When he was a refugee in post-war Germany, his soccer prowess caught Paula's eye. She watched his game, and the rest was history. They had two kids in Germany, then two more in Canada.

Walter's onfield skills led Team Ukraine to soccer gold over other nationalities in a displaced persons camp in postwar Germany. That led to his signing with a German semi-pro team in the highest league that then existed. If he had been born today, Paula says, he might have made a million in the Bundesliga.

While Walter's two sisters immigrated to the United States, he was recruited by a team in Toronto. Games took him across the eastern seaboard, and he became famous for his headers, his friendly personality and, according to his contemporaries, for a bicycle-kick goal in one particular game.

Walter represented Canada at the qualifying rounds for the 1958 World Cup, playing two games in Mexico, beating the U.S. but losing to the hosts. He recalled later that the Mexico match was the highest-calibre game he had ever played. He became so famous among émigrés and others that when his grandson visited a Ukrainian sports bar in New York 60 years later, elderly men hobbled over to shake his hand and tell him what a star Walter was.

When he wasn't playing, he gave much of his time to a steel company in southwest Ontario that helped build the Twin Towers in New York.

Walter and Paula had five grandsons, two of whom they raised when their eldest daughter, Katrusia, succumbed to cancer. They were proud Ukrainians and shared beautiful folk songs and traditions over the years. Even in his later years, Walter often whistled or broke into song.

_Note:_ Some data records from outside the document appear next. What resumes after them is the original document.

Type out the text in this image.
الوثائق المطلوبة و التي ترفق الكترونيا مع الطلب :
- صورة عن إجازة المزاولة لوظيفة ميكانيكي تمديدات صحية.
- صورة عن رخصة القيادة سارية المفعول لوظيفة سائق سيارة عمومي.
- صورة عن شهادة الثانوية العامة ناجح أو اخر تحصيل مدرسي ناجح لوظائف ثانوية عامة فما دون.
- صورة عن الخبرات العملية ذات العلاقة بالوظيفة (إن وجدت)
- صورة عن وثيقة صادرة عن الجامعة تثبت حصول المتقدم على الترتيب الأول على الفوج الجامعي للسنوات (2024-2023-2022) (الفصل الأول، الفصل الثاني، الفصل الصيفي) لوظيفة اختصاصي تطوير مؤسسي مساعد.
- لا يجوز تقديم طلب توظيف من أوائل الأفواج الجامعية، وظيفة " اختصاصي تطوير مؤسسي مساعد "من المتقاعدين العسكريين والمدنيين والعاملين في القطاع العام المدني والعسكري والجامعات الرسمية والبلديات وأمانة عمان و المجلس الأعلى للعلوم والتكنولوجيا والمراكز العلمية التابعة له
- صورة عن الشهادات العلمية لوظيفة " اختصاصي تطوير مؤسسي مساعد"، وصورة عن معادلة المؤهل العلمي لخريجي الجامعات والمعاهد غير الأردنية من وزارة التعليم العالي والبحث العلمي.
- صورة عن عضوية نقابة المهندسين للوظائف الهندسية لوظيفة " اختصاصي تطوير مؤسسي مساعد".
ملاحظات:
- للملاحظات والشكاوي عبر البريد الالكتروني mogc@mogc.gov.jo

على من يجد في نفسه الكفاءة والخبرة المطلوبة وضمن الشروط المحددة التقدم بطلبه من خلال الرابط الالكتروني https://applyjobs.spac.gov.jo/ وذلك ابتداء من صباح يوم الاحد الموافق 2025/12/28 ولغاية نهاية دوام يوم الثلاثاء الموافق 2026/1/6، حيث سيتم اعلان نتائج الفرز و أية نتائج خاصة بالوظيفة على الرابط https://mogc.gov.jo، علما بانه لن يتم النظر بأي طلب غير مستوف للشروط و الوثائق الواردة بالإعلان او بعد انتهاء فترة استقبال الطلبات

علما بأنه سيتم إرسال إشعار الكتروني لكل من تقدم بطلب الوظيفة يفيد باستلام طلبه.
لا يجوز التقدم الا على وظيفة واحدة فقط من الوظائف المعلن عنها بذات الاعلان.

He loved making his young grandsons smile, and gave them quarters for bringing him beer from the basement fridge. Later in life, he would often sneak sips from a bottle he would nurse behind the couch when his wife wasn't looking.

He loved house guests. I was always greeted with kisses and a sparkle in his eye, even after a stroke caused him to forget who I was. When we brought his great-grandson over, he loved seeing him, even though he couldn't comprehend his relationship to him.

Walter died peacefully with family surrounding him. His stories, humour and whistling will be missed by those who loved him.

Jamie Liew is Walter's granddaughter-in-law.